Пусть строй, установившийся после революции, не вводит нас в заблуждение и не заставляет настолько полюбить философскую теорию происхождения правительства, чтобы мы вообразили, будто все другие чудовищны и неправильны. Даже само указанное событие далеко не соответствовало обсуждаемым утонченным идеям. Ведь при нем изменилось только право наследования и только королевская часть системы правления. И это изменение для почти десяти миллионов человек было определено только большинством в семьсот человек. Я не сомневаюсь, что основная масса этих десяти миллионов действительно охотно согласилась бы с этим решением, но было ли дело хоть в малейшей степени предоставлено их выбору? Не полагали ли справедливо с того момента, что оно уже решено, и не наказывали ли каждого, кто отказывался подчиниться новому государю? Каким другим способом можно было бы прийти к какому-либо решению или заключению по данному вопросу?

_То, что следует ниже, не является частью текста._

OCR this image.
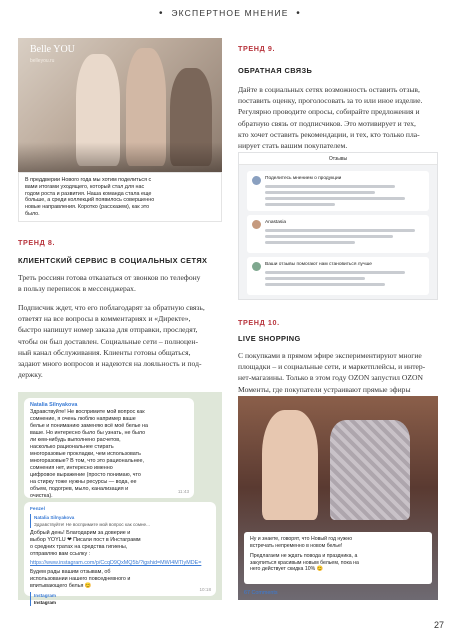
• ЭКСПЕРТНОЕ МНЕНИЕ •
Belle YOU
belleyou.ru
В преддверии Нового года мы хотим поделиться с
вами итогами уходящего, который стал для нас
годом роста и развития. Наша команда стала еще
больше, а среди коллекций появилось совершенно
новые направления. Коротко (рассказем), как это
было.
ТРЕНД 9.
ОБРАТНАЯ СВЯЗЬ
Дайте в социальных сетях возможность оставить отзыв,
поставить оценку, проголосовать за то или иное изделие.
Регулярно проводите опросы, собирайте предложения и
обратную связь от подписчиков. Это мотивирует и тех,
кто хочет оставить рекомендации, и тех, кто только пла-
нирует стать вашим покупателем.
Отзывы
Поделитесь мнением о продукции
Anastasia
Ваши отзывы помогают нам становиться лучше
ТРЕНД 8.
КЛИЕНТСКИЙ СЕРВИС В СОЦИАЛЬНЫХ СЕТЯХ
Треть россиян готова отказаться от звонков по телефону
в пользу переписок в мессенджерах.
Подписчик ждет, что его поблагодарят за обратную связь,
ответят на все вопросы в комментариях и «Директе»,
быстро напишут номер заказа для отправки, проследят,
чтобы он был доставлен. Социальные сети – полноцен-
ный канал обслуживания. Клиенты готовы общаться,
задают много вопросов и надеются на лояльность и под-
держку.
Natalia Silnyakova
Здравствуйте! Не воспримите мой вопрос как
сомнение, я очень люблю например ваше
белье и пониманию заменяю всё моё белье на
ваше. Но интересно было бы узнать, не было
ли кем-нибудь выполнено расчетов,
насколько рациональнее стирать
многоразовые прокладки, чем использовать
многоразовые? В том, что это рациональнее,
сомнения нет, интересно именно
цифровое выражение (просто понимаю, что
на стирку тоже нужны ресурсы — вода, ее
объем, подогрев, мыло, канализация и
очистка).
11:43
Fenzel
Natalia Silnyakova
Здравствуйте! Не воспримите мой вопрос как сомне...
Добрый день! Благодарим за доверие и
выбор YOYLU ❤ Писали пост в Инстаграмм
о средних тратах на средства гигиены,
отправляю вам ссылку :
https://www.instagram.com/p/CcqD9QxMQ5b/?igshid=MWI4MTIyMDE=
Будем рады вашим отзывам, об
использовании нашего повседневного и
впитывающего белья 😊
Instagram
Instagram
10:18
ТРЕНД 10.
LIVE SHOPPING
С покупками в прямом эфире экспериментируют многие
площадки – и социальные сети, и маркетплейсы, и интер-
нет-магазины. Только в этом году OZON запустил OZON
Моменты, где покупатели устраивают прямые эфиры
Ну и знаете, говорят, что Новый год нужно
встречать непременно в новом белье!
Предлагаем не ждать повода и праздника, а
закупиться красивым новым бельем, пока на
него действует скидка 10% 😊
67 Comments
27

Афинская республика, я полагаю, была самой широкой демократией, о которой мы узнаем из истории. И все же, если мы произведем необходимое ограничение, исключив женщин, рабов и иностранцев, то обнаружим, что этот строй был вначале установлен, а любой закон принимался одной десятой от числа тех, кто был обязан оказывать ему повиновение, не говоря уже об островах и заморских владениях, которые афиняне объявили своими по праву завоевателя. И так как хорошо известно, что народные собрания в этом городе всегда отличались распущенностью и беспорядками, несмотря на существование учреждений и законов, которые должны были их пресекать, то насколько же более беспорядочными они должны оказаться, если они не образуют привычной системы правления, а шумно собираются после распада старого строя, чтобы создать новый! Насколько химерическими должны быть разговоры о выборе в таких условиях!